Long Iron Butterfly vs Long Straddle
A long straddle has unlimited profit potential but costs more. A long iron butterfly caps your profits but costs less—closer breakevens, smaller max loss.
Short Iron Butterfly vs Short Iron Condor
Both are neutral strategies that profit from range-bound stocks. The iron butterfly has the short put and short call at the same strike (straddle), creating a narrower profit zone but collecting more credit.
The iron condor separates the short strikes for a wider profit zone and a smaller credit. Choose the iron butterfly when you're confident the stock will pin near a specific price; choose the iron condor for a wider profit zone and higher win rate, but with less profit potential per trade.
Iron Butterfly Early Assignment Risk
Any short option can be assigned early, typically when deep ITM near expiration or when an ITM short call approaches an ex-dividend date. If the short put is assigned, you buy 100 shares at the strike price. If the short call is assigned, you sell (short) 100 shares at the strike price. If assigned, your max loss doesn't change—the long options still cap your risk. Only your position structure changes.

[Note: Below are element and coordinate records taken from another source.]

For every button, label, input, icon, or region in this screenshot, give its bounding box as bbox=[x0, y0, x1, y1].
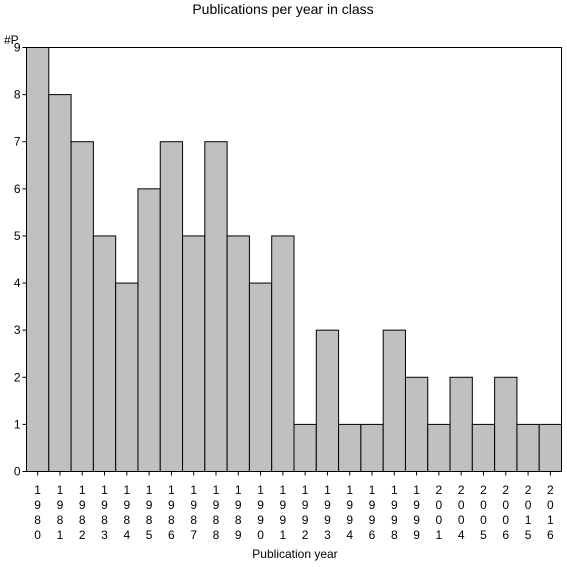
bar-1981 bbox=[48, 94, 72, 473]
bar-2015 bbox=[516, 423, 540, 473]
plot-frame bbox=[26, 47, 562, 472]
chart-title: Publications per year in class bbox=[192, 1, 373, 17]
bar-1994 bbox=[338, 423, 362, 473]
bar-1987 bbox=[182, 235, 206, 472]
y-tick-label: 9 bbox=[14, 41, 21, 55]
x-axis-label: Publication year bbox=[252, 547, 337, 561]
bar-1988 bbox=[204, 141, 228, 472]
x-ticks-group: 1 9 8 0 1 9 8 1 1 9 8 2 1 9 8 3 1 9 8 4 1 9 8 5 1 9 8 6 1 9 8 7 1 9 8 8 1 9 8 9… bbox=[34, 471, 554, 542]
bar-1983 bbox=[92, 235, 117, 472]
bar-2004 bbox=[449, 376, 473, 472]
y-tick-label: 4 bbox=[14, 276, 21, 290]
y-ticks-group: 0 1 2 3 4 5 6 7 8 9 bbox=[14, 41, 27, 479]
y-axis-label: #P bbox=[4, 33, 19, 47]
bar-2006 bbox=[494, 376, 518, 472]
y-tick-label: 1 bbox=[14, 417, 21, 431]
bar-1980 bbox=[26, 47, 50, 472]
bar-2001 bbox=[427, 423, 451, 473]
bars-group bbox=[26, 47, 563, 473]
bar-1996 bbox=[360, 423, 384, 473]
bar-1991 bbox=[271, 235, 295, 472]
y-tick-label: 0 bbox=[14, 465, 21, 479]
bar-2005 bbox=[471, 423, 496, 473]
y-tick-label: 2 bbox=[14, 370, 21, 384]
y-tick-label: 5 bbox=[14, 229, 21, 243]
bar-1992 bbox=[293, 423, 317, 473]
y-tick-label: 3 bbox=[14, 323, 21, 337]
y-tick-label: 6 bbox=[14, 182, 21, 196]
bar-1990 bbox=[248, 282, 273, 472]
bar-2016 bbox=[538, 423, 563, 473]
bar-1986 bbox=[159, 141, 184, 472]
bar-1993 bbox=[315, 329, 340, 473]
bar-1984 bbox=[115, 282, 139, 472]
bar-1999 bbox=[404, 376, 429, 472]
y-tick-label: 7 bbox=[14, 135, 21, 149]
bar-1982 bbox=[70, 141, 94, 472]
bar-1985 bbox=[137, 188, 161, 473]
y-tick-label: 8 bbox=[14, 88, 21, 102]
bar-1989 bbox=[226, 235, 250, 472]
bar-1998 bbox=[382, 329, 406, 473]
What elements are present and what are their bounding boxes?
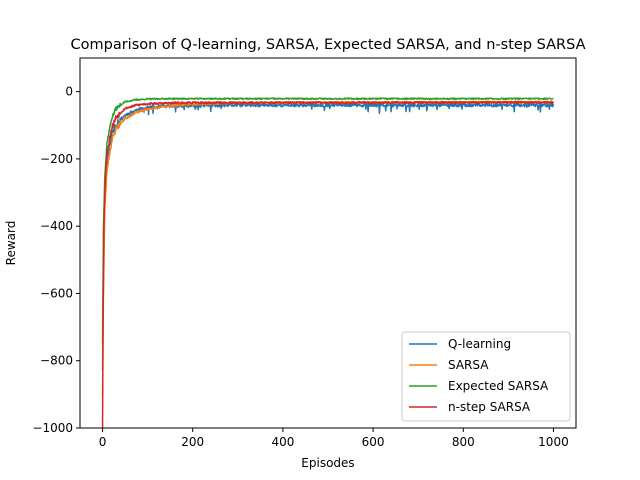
series-line	[101, 102, 555, 371]
x-axis-label: Episodes	[301, 456, 354, 470]
y-tick-label: 0	[65, 85, 73, 99]
series-line	[101, 97, 554, 345]
x-axis: 0 200 400 600 800 1000	[99, 428, 569, 449]
y-tick-label: −1000	[32, 421, 73, 435]
x-tick-label: 200	[181, 435, 204, 449]
legend-frame	[401, 331, 571, 422]
y-tick-label: −400	[40, 219, 73, 233]
legend-label: Expected SARSA	[448, 379, 549, 393]
plot-frame	[79, 57, 577, 429]
x-tick-label: 600	[362, 435, 385, 449]
x-tick-label: 0	[99, 435, 107, 449]
y-axis: −1000 −800 −600 −400 −200 0	[32, 85, 80, 435]
x-tick-label: 1000	[538, 435, 569, 449]
x-tick-label: 400	[271, 435, 294, 449]
legend: Q-learning SARSA Expected SARSA n-step SARS…	[401, 331, 571, 422]
series-line	[101, 100, 554, 428]
chart-title: Comparison of Q-learning, SARSA, Expecte…	[71, 37, 586, 53]
series-layer	[101, 97, 555, 428]
y-axis-label: Reward	[4, 221, 18, 266]
y-tick-label: −200	[40, 152, 73, 166]
y-tick-label: −800	[40, 354, 73, 368]
legend-label: SARSA	[448, 358, 489, 372]
x-tick-label: 800	[452, 435, 475, 449]
legend-label: n-step SARSA	[448, 400, 531, 414]
y-tick-label: −600	[40, 286, 73, 300]
legend-label: Q-learning	[448, 337, 511, 351]
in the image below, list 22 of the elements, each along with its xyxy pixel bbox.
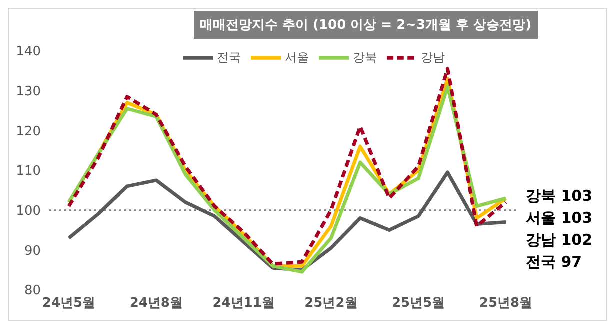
y-tick-label: 120	[16, 124, 41, 140]
annotation: 강남 102	[526, 230, 593, 250]
legend-label: 강북	[353, 50, 377, 64]
x-tick-label: 24년8월	[130, 296, 183, 312]
x-tick-label: 25년5월	[392, 296, 446, 312]
y-tick-label: 110	[16, 164, 41, 180]
y-tick-label: 90	[24, 244, 41, 259]
annotation: 서울 103	[526, 208, 593, 228]
x-tick-label: 25년2월	[304, 296, 358, 312]
annotation: 강북 103	[526, 186, 593, 206]
legend-label: 강남	[421, 50, 445, 64]
y-tick-label: 80	[24, 284, 41, 299]
x-tick-label: 25년8월	[479, 296, 533, 312]
y-tick-label: 100	[16, 204, 41, 219]
legend-label: 전국	[217, 50, 241, 64]
x-tick-label: 24년5월	[42, 296, 96, 312]
y-tick-label: 130	[16, 84, 41, 100]
chart-title: 매매전망지수 추이 (100 이상 = 2~3개월 후 상승전망)	[194, 11, 538, 39]
x-tick-label: 24년11월	[212, 296, 275, 312]
y-tick-label: 140	[16, 44, 41, 60]
legend-label: 서울	[285, 50, 309, 64]
annotation: 전국 97	[526, 252, 582, 272]
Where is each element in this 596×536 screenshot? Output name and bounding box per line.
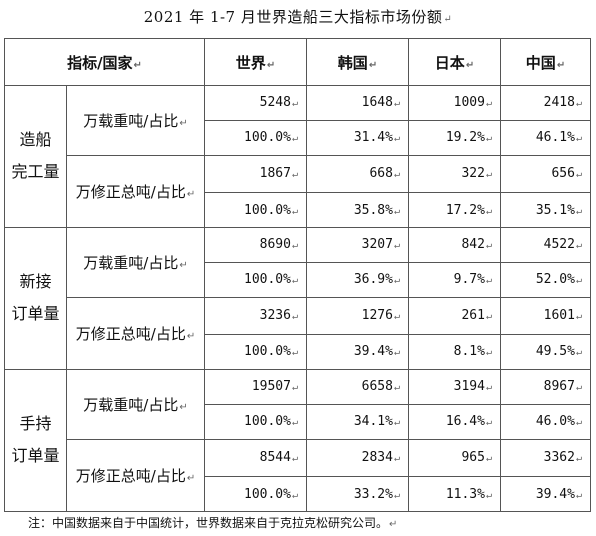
table-body: 造船 完工量 万载重吨/占比↵ 5248↵ 1648↵ 1009↵ 2418↵ 100.0%↵… [4,85,591,513]
value-cell-korea-abs: 6658↵ [306,368,409,405]
value-cell-china-abs: 656↵ [500,154,591,194]
table-title-text: 2021 年 1-7 月世界造船三大指标市场份额 [143,8,443,26]
value-cell-korea-abs: 2834↵ [306,438,409,478]
value-cell-korea-pct: 31.4%↵ [306,119,409,156]
table-title: 2021 年 1-7 月世界造船三大指标市场份额↵ [0,6,596,27]
table-row: 100.0%↵ 39.4%↵ 8.1%↵ 49.5%↵ [5,334,591,370]
value-cell-world-abs: 8690↵ [204,226,307,263]
paragraph-mark-icon: ↵ [443,14,453,25]
header-indicator-country: 指标/国家↵ [4,38,205,86]
metric-label-cell: 万修正总吨/占比↵ [66,438,205,513]
value-cell-japan-pct: 8.1%↵ [408,334,501,370]
value-cell-world-pct: 100.0%↵ [204,334,307,370]
value-cell-korea-abs: 3207↵ [306,226,409,263]
table-row: 万修正总吨/占比↵ 8544↵ 2834↵ 965↵ 3362↵ [5,438,591,513]
group-label-cell: 新接 订单量 [4,226,67,370]
value-cell-china-pct: 35.1%↵ [500,192,591,228]
value-cell-china-pct: 52.0%↵ [500,261,591,298]
header-row: 指标/国家↵ 世界↵ 韩国↵ 日本↵ 中国↵ [4,38,591,86]
footnote: 注：中国数据来自于中国统计，世界数据来自于克拉克松研究公司。↵ [28,516,398,530]
value-cell-world-abs: 19507↵ [204,368,307,405]
table-row: 造船完工量 万载重吨/占比↵ 5248↵ 1648↵ 1009↵ 2418↵ [4,85,591,228]
shipbuilding-market-share-table: 指标/国家↵ 世界↵ 韩国↵ 日本↵ 中国↵ 造船 完工量 万载重吨/占比↵ 5248… [4,38,591,513]
value-cell-korea-abs: 668↵ [306,154,409,194]
group-label-line1: 手持 [19,414,52,434]
table-row: 新接订单量 万载重吨/占比↵ 8690↵ 3207↵ 842↵ 4522↵ [4,226,591,370]
value-cell-china-pct: 46.1%↵ [500,119,591,156]
metric-label-cell: 万修正总吨/占比↵ [66,154,205,228]
value-cell-japan-abs: 842↵ [408,226,501,263]
value-cell-china-pct: 39.4%↵ [500,476,591,512]
header-japan: 日本↵ [408,38,501,86]
value-cell-japan-pct: 11.3%↵ [408,476,501,512]
header-world: 世界↵ [204,38,307,86]
value-cell-korea-abs: 1276↵ [306,296,409,336]
group-label-cell: 手持 订单量 [4,368,67,513]
value-cell-korea-pct: 35.8%↵ [306,192,409,228]
value-cell-japan-pct: 19.2%↵ [408,119,501,156]
value-cell-world-abs: 1867↵ [204,154,307,194]
group-label-line2: 订单量 [11,446,60,466]
value-cell-korea-pct: 36.9%↵ [306,261,409,298]
metric-label-cell: 万载重吨/占比↵ [66,368,205,440]
value-cell-china-abs: 4522↵ [500,226,591,263]
metric-label-cell: 万载重吨/占比↵ [66,226,205,298]
group-label-line1: 新接 [19,272,52,292]
value-cell-japan-pct: 17.2%↵ [408,192,501,228]
value-cell-world-pct: 100.0%↵ [204,192,307,228]
value-cell-china-abs: 8967↵ [500,368,591,405]
table-row: 100.0%↵ 31.4%↵ 19.2%↵ 46.1%↵ [5,119,591,156]
value-cell-japan-abs: 322↵ [408,154,501,194]
value-cell-world-pct: 100.0%↵ [204,261,307,298]
value-cell-japan-abs: 3194↵ [408,368,501,405]
header-korea: 韩国↵ [306,38,409,86]
group-label-cell: 造船 完工量 [4,85,67,228]
value-cell-korea-pct: 33.2%↵ [306,476,409,512]
metric-label-cell: 万载重吨/占比↵ [66,85,205,156]
group-label-line1: 造船 [19,130,52,150]
value-cell-china-pct: 46.0%↵ [500,403,591,440]
table-row: 万修正总吨/占比↵ 1867↵ 668↵ 322↵ 656↵ [5,154,591,228]
value-cell-korea-pct: 39.4%↵ [306,334,409,370]
value-cell-world-abs: 5248↵ [204,85,307,121]
table-row: 100.0%↵ 36.9%↵ 9.7%↵ 52.0%↵ [5,261,591,298]
metric-label-cell: 万修正总吨/占比↵ [66,296,205,370]
value-cell-world-pct: 100.0%↵ [204,403,307,440]
value-cell-china-abs: 2418↵ [500,85,591,121]
value-cell-world-abs: 3236↵ [204,296,307,336]
value-cell-japan-abs: 965↵ [408,438,501,478]
table-row: 手持订单量 万载重吨/占比↵ 19507↵ 6658↵ 3194↵ 8967↵ [4,368,591,513]
group-label-line2: 订单量 [11,304,60,324]
value-cell-world-pct: 100.0%↵ [204,119,307,156]
value-cell-china-abs: 3362↵ [500,438,591,478]
value-cell-japan-pct: 16.4%↵ [408,403,501,440]
value-cell-world-pct: 100.0%↵ [204,476,307,512]
table-row: 100.0%↵ 34.1%↵ 16.4%↵ 46.0%↵ [5,403,591,440]
value-cell-korea-abs: 1648↵ [306,85,409,121]
table-row: 万修正总吨/占比↵ 3236↵ 1276↵ 261↵ 1601↵ [5,296,591,370]
value-cell-japan-abs: 261↵ [408,296,501,336]
header-china: 中国↵ [500,38,591,86]
value-cell-japan-pct: 9.7%↵ [408,261,501,298]
group-label-line2: 完工量 [11,162,60,182]
value-cell-china-pct: 49.5%↵ [500,334,591,370]
value-cell-japan-abs: 1009↵ [408,85,501,121]
value-cell-china-abs: 1601↵ [500,296,591,336]
table-row: 100.0%↵ 33.2%↵ 11.3%↵ 39.4%↵ [5,476,591,512]
value-cell-world-abs: 8544↵ [204,438,307,478]
value-cell-korea-pct: 34.1%↵ [306,403,409,440]
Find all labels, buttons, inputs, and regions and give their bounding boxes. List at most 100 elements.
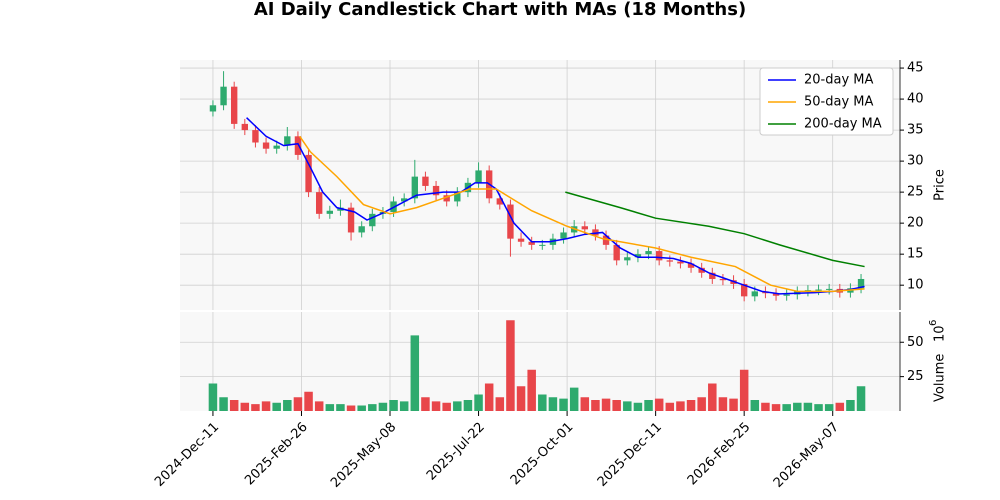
candle-body — [709, 272, 716, 279]
volume-bar — [527, 369, 536, 411]
candle-body — [655, 251, 663, 261]
candle-body — [613, 244, 620, 261]
candle-body — [209, 105, 217, 112]
x-tick-label: 2025-Oct-01 — [508, 420, 576, 488]
volume-bar — [793, 402, 802, 411]
volume-bar — [559, 398, 568, 411]
volume-bar — [453, 401, 462, 411]
volume-bar — [591, 400, 600, 411]
volume-bar — [569, 387, 579, 411]
candle-body — [220, 86, 227, 106]
volume-bar — [399, 401, 409, 411]
volume-bar — [421, 397, 430, 411]
volume-bar — [623, 401, 632, 411]
candle-body — [358, 226, 365, 233]
volume-bar — [272, 402, 281, 411]
volume-bar — [325, 404, 335, 411]
candle-body — [507, 204, 514, 239]
y-tick-label: 40 — [907, 92, 924, 107]
y-tick-label: 45 — [907, 61, 924, 76]
volume-bar — [644, 400, 653, 411]
candle-body — [326, 210, 333, 214]
y-tick-label: 20 — [907, 216, 924, 231]
volume-bar — [346, 405, 356, 411]
volume-bar — [612, 400, 621, 411]
volume-bar — [814, 404, 823, 411]
volume-bar — [208, 383, 218, 411]
candle-body — [687, 263, 695, 268]
candle-body — [528, 241, 535, 245]
candle-body — [400, 198, 408, 202]
x-tick-label: 2025-Jul-22 — [424, 420, 488, 484]
candle-body — [645, 251, 652, 255]
y-tick-label: 15 — [907, 247, 924, 262]
volume-bar — [761, 402, 770, 411]
candle-body — [539, 244, 546, 246]
volume-bar — [219, 397, 228, 411]
y-tick-label: 30 — [907, 154, 924, 169]
volume-bar — [389, 400, 398, 411]
candle-body — [624, 257, 631, 261]
volume-bar — [495, 397, 505, 411]
candle-body — [454, 192, 461, 202]
y-tick-label: 35 — [907, 123, 924, 138]
candle-body — [273, 145, 280, 149]
volume-bar — [283, 400, 292, 411]
volume-bar — [240, 402, 250, 411]
volume-bar — [484, 383, 494, 411]
candle-body — [305, 154, 312, 193]
volume-bar — [633, 402, 643, 411]
candle-body — [772, 293, 780, 296]
volume-bar — [431, 401, 441, 411]
x-tick-label: 2025-Dec-11 — [595, 420, 665, 490]
candle-body — [666, 260, 673, 262]
legend-label: 50-day MA — [804, 95, 873, 110]
candle-body — [560, 232, 567, 239]
candle-body — [347, 207, 355, 233]
chart-title: AI Daily Candlestick Chart with MAs (18 … — [254, 0, 746, 20]
candle-body — [602, 235, 610, 245]
candle-body — [432, 185, 440, 196]
volume-bar — [251, 404, 260, 411]
volume-bar — [506, 320, 515, 411]
legend-box — [759, 67, 894, 136]
candle-body — [369, 213, 376, 227]
volume-bar — [803, 402, 813, 411]
volume-bar — [474, 394, 483, 411]
volume-label: Volume — [933, 354, 948, 402]
volume-bar — [824, 404, 834, 411]
volume-axis-label: Volume 10 6 — [928, 320, 948, 402]
volume-bar — [771, 404, 781, 411]
candle-body — [422, 176, 429, 186]
volume-exponent: 6 — [928, 320, 939, 326]
volume-bar — [442, 402, 451, 411]
volume-bar — [750, 400, 760, 411]
y-tick-label: 10 — [907, 278, 924, 293]
volume-bar — [538, 394, 547, 411]
candle-body — [262, 142, 270, 149]
candle-body — [230, 86, 238, 124]
candle-body — [698, 267, 705, 273]
ma-line — [246, 117, 865, 295]
volume-bar — [516, 386, 526, 411]
volume-bar — [601, 398, 611, 411]
volume-bar — [336, 404, 345, 411]
legend-label: 20-day MA — [804, 73, 873, 88]
candle-body — [581, 226, 588, 230]
volume-bar — [368, 404, 377, 411]
volume-bar — [378, 402, 388, 411]
volume-bar — [548, 397, 558, 411]
volume-bar — [835, 402, 845, 411]
candle-body — [815, 289, 822, 291]
volume-bar — [654, 398, 664, 411]
candle-body — [294, 136, 302, 155]
volume-bar — [314, 401, 324, 411]
volume-multiplier: 10 — [933, 325, 948, 342]
candle-body — [475, 170, 482, 183]
volume-bar — [739, 369, 749, 411]
volume-bar — [410, 335, 420, 411]
x-tick-label: 2024-Dec-11 — [152, 420, 222, 490]
ma-line — [565, 191, 865, 268]
volume-bar — [697, 397, 706, 411]
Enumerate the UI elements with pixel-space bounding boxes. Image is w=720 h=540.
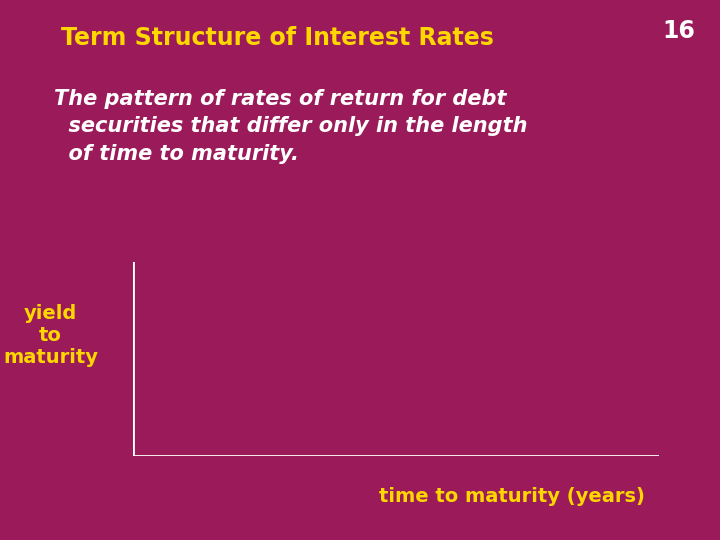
Text: The pattern of rates of return for debt
  securities that differ only in the len: The pattern of rates of return for debt … <box>54 89 528 164</box>
Text: Term Structure of Interest Rates: Term Structure of Interest Rates <box>61 26 494 50</box>
Text: 16: 16 <box>662 19 695 43</box>
Text: yield
to
maturity: yield to maturity <box>3 304 98 367</box>
Text: time to maturity (years): time to maturity (years) <box>379 487 644 507</box>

Why Early Assignment Is Less Likely Than You Think
Even though you will almost always have an ITM short option when selling iron butterflies, you will not automatically get assigned. Early assignment only becomes likely when a short ITM option has little extrinsic value remaining (or it's an ITM call with extrinsic less than an upcoming dividend).
If you exit iron butterflies 1-2 weeks before expiration, early assignment risk drops dramatically. And the closer the stock remains to your short strike, the more extrinsic value will exist in the short options, significantly reducing early assignment risk.
Expiration vs Early Assignment
Early assignment is different from expiration assignment. If you hold through expiration and get assigned on a short option while an offsetting long option expires OTM, you'll end up with a stock position without the long options protecting your loss potential.
For example, if you're short the 200 straddle and long the 180 put and 220 call, and the stock closes at $195 at expiration, only the short put will get assigned. You will end up with 100 shares of stock per contract that expired ITM. Following expiration, you will only have the stock without any long puts protecting the downside.